Create the Jenkins Project
Log in to the Jenkins dashboard as an admin user and click New Item.
Give the project a name with no spaces, select Freestyle Project, and click OK to save.
Click the General tab, select GitHub project and enter the repository URL (for example,
https://github.com/YOUR-ORG/YOUR-PROJECT
).Click the Source Code Management tab, select Git, select Advanced, then add the following information:
- Repository URL: The path to the .git file of your repository, e.g.
https://github.com/YOUR-ORG/YOUR-PROJECT.git
- Name:
origin
- Refspec: blank
- Branch specifier:
origin/*
- Additional Behaviours: Add Prune stale remote-tracking branches:
- Repository URL: The path to the .git file of your repository, e.g.
Click Build Triggers and check the box labelled GitHub hook trigger for GITScm polling. This allows code changes to trigger your build (as opposed to setting up a periodic build, for example).
Click Build Environment and check the box labelled Inject environment variables to the build process.
Enter the path to your Jenkins environment variables file in the Properties File Path field. On Debian-based systems, this is usually
/var/lib/jenkins/envVars.properties
. If it doesn't already exist, create an empty file.Add the variable below with your site's name, one per line, with no quotation marks in the Properties Content field:
- SITE_ID=your-site-name
Check the Use secret text(s) or file(s) option, click Bindings, add a secret text binding named TERMINUS_TOKEN, and select the Terminus secret text credential from the drop-down menu:
Add Build Steps
Under the Build tab is a button labeled Add build step. These tasks execute in sequence, and the job quits if any tasks fail. Add the tasks in separate build steps, selecting Execute shell for all but steps 1 and 6.
Set build status to pending on GitHub commit.
Add Jenkins logs into Pantheon:
#!/bin/bash echo "Logging into Terminus" terminus auth:login --machine-token=${TERMINUS_TOKEN}
Verify the Dev environment is awake and in Git mode.
echo "Waking Dev environment." terminus env:wake -n ${SITE_ID}.dev
Verify that the Dev environment is in Git mode:
echo "Setting site to git mode." terminus connection:set ${SITE_ID}.dev git
Set Jenkins to create a Multidev and push the new code to this environment:
echo "Creating multidev" cd ${WORKSPACE} terminus build:env:create ${SITE_ID}.dev ci-${BUILD_ID} --yes
echo "Run database updates and clear cache" terminus drush -n ${SITE_ID}.ci-${BUILD_ID} -- updatedb -y terminus drush ${SITE_ID}.ci-${BUILD_ID} cr
Test that the suite included with the example runs:
echo "Running behat" TERMINUS_ENV=ci-$BUILD_ID TERMINUS_SITE=$SITE_ID $WORKSPACE/tests/scripts/run-behat
Add one Conditional step (single) build task to merge the code from the Pantheon Multidev to the pantheon/master, i.e. your Dev site on Pantheon. This will only happen when changing the master branch.

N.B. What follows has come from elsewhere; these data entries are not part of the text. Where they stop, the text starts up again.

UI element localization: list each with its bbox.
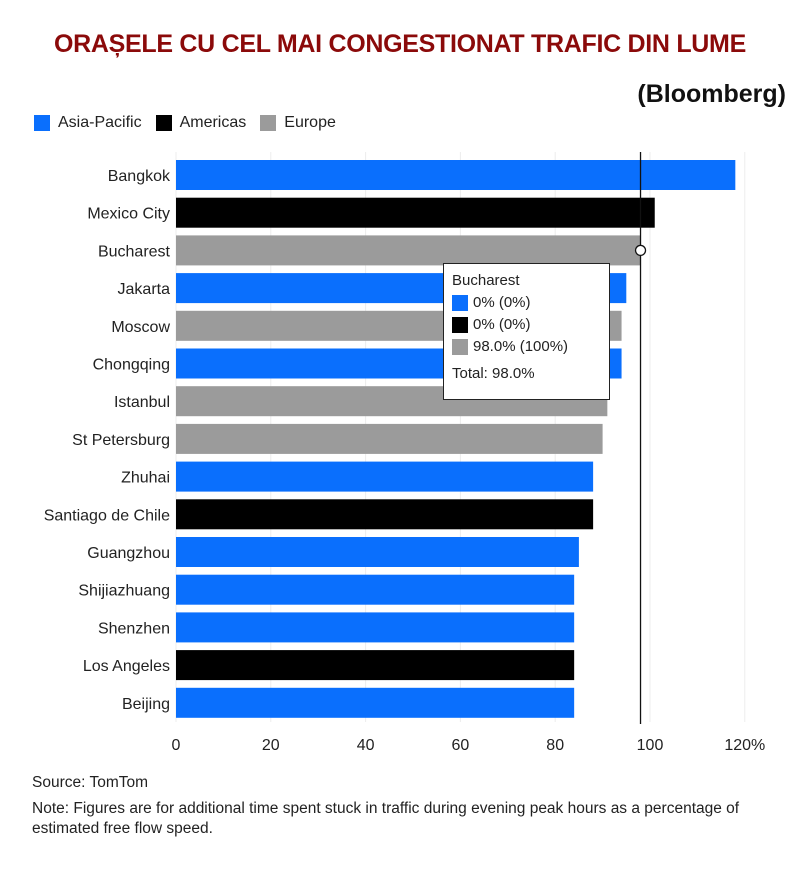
category-label: Istanbul: [114, 394, 170, 411]
category-label: Shenzhen: [98, 620, 170, 637]
source-text: Source: TomTom: [32, 774, 149, 791]
bar-guangzhou[interactable]: [176, 537, 579, 567]
tooltip-swatch: [452, 338, 468, 355]
tooltip-value: 0% (0%): [473, 294, 531, 311]
legend-item-asia-pacific[interactable]: Asia-Pacific: [34, 114, 142, 132]
bar-los-angeles[interactable]: [176, 650, 575, 681]
legend-swatch: [260, 115, 277, 131]
bar-shenzhen[interactable]: [176, 612, 575, 643]
bar-bucharest[interactable]: [176, 235, 641, 266]
legend-item-europe[interactable]: Europe: [260, 114, 336, 132]
bar-santiago-de-chile[interactable]: [176, 499, 594, 530]
tooltip-value: 0% (0%): [473, 316, 531, 333]
tooltip-row: 0% (0%): [452, 316, 601, 333]
tooltip: Bucharest 0% (0%) 0% (0%) 98.0% (100%) T…: [443, 263, 610, 400]
legend-label: Europe: [284, 114, 336, 131]
x-tick-label: 120%: [724, 737, 765, 754]
x-tick-label: 20: [262, 737, 280, 754]
category-label: Mexico City: [87, 206, 170, 223]
x-tick-label: 60: [452, 737, 470, 754]
chart-subtitle: (Bloomberg): [637, 80, 786, 108]
tooltip-value: 98.0% (100%): [473, 338, 569, 355]
hover-marker: [634, 244, 647, 257]
category-label: St Petersburg: [72, 432, 170, 449]
category-label: Bangkok: [108, 168, 171, 185]
category-label: Chongqing: [93, 357, 170, 374]
category-label: Jakarta: [118, 281, 171, 298]
category-label: Bucharest: [98, 243, 171, 260]
legend: Asia-Pacific Americas Europe: [34, 114, 336, 132]
x-tick-label: 0: [172, 737, 181, 754]
tooltip-row: 98.0% (100%): [452, 338, 601, 355]
legend-label: Asia-Pacific: [58, 114, 142, 131]
category-label: Moscow: [111, 319, 170, 336]
bar-bangkok[interactable]: [176, 160, 736, 190]
category-label: Beijing: [122, 696, 170, 713]
legend-swatch: [155, 115, 172, 131]
chart-title: ORAȘELE CU CEL MAI CONGESTIONAT TRAFIC D…: [54, 30, 746, 58]
tooltip-title: Bucharest: [452, 272, 520, 289]
tooltip-swatch: [452, 294, 468, 311]
legend-swatch: [34, 115, 50, 131]
category-label: Santiago de Chile: [44, 507, 170, 524]
tooltip-total: Total: 98.0%: [452, 365, 535, 382]
note-text: Note: Figures are for additional time sp…: [32, 800, 740, 837]
x-tick-label: 80: [546, 737, 564, 754]
legend-item-americas[interactable]: Americas: [155, 114, 247, 132]
category-label: Guangzhou: [87, 545, 170, 562]
x-tick-label: 100: [637, 737, 664, 754]
x-tick-label: 40: [357, 737, 375, 754]
bar-mexico-city[interactable]: [176, 197, 655, 228]
bar-zhuhai[interactable]: [176, 461, 594, 492]
bar-shijiazhuang[interactable]: [176, 574, 575, 605]
bar-st-petersburg[interactable]: [176, 423, 603, 454]
tooltip-row: 0% (0%): [452, 294, 601, 311]
category-label: Shijiazhuang: [78, 583, 170, 600]
category-label: Zhuhai: [121, 470, 170, 487]
tooltip-swatch: [452, 316, 468, 333]
legend-label: Americas: [179, 114, 247, 131]
bar-beijing[interactable]: [176, 687, 575, 718]
category-label: Los Angeles: [83, 658, 170, 675]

Under Run? select Regular expression match.
Expression:
(?i).*origin/master.*
Label:
${ENV,var="GIT_BRANCH"}
Under Builder select Execute Shell
Command:
echo "Merging multi-dev changes to master" terminus build:env:merge -n ${SITE_ID}.ci-${BUILD_ID} --yes
Your conditional step should look like this:
Create a cleanup task:
echo "Cleaning up multidev & branches" git -C ${WORKSPACE} remote remove pantheon git -C ${WORKSPACE} remote prune origin terminus build:env:delete:ci ${SITE_ID} --keep=2 --yes
Add Post-build Actions
Select Post-build Actions, click the Add post-build action button, select the option Set GitHub commit status (universal), then choose the following options:
Commit SHA: Latest build revision.
Repositories: Any defined in job repository.
Commit context: From GitHub property with fallback to job name.
Status Result: One of default messages and statuses.
Status backref: Backref to the build
Click Save to complete the Jenkins build process configuration.
Create a new branch on your local computer and make a change to it.
Commit and push to GitHub to initiate a build. You should see the results of the test, which link to the Jenkins job:
Click the job, then select Console Output if a test fails to see the details.
Be sure to push to your new origin repo on GitHub if you usually use only the Pantheon repository.You can still add the Pantheon repo as a remote to take advantage of Multidev and work on your own environment. Continue to add new tests as you add new features.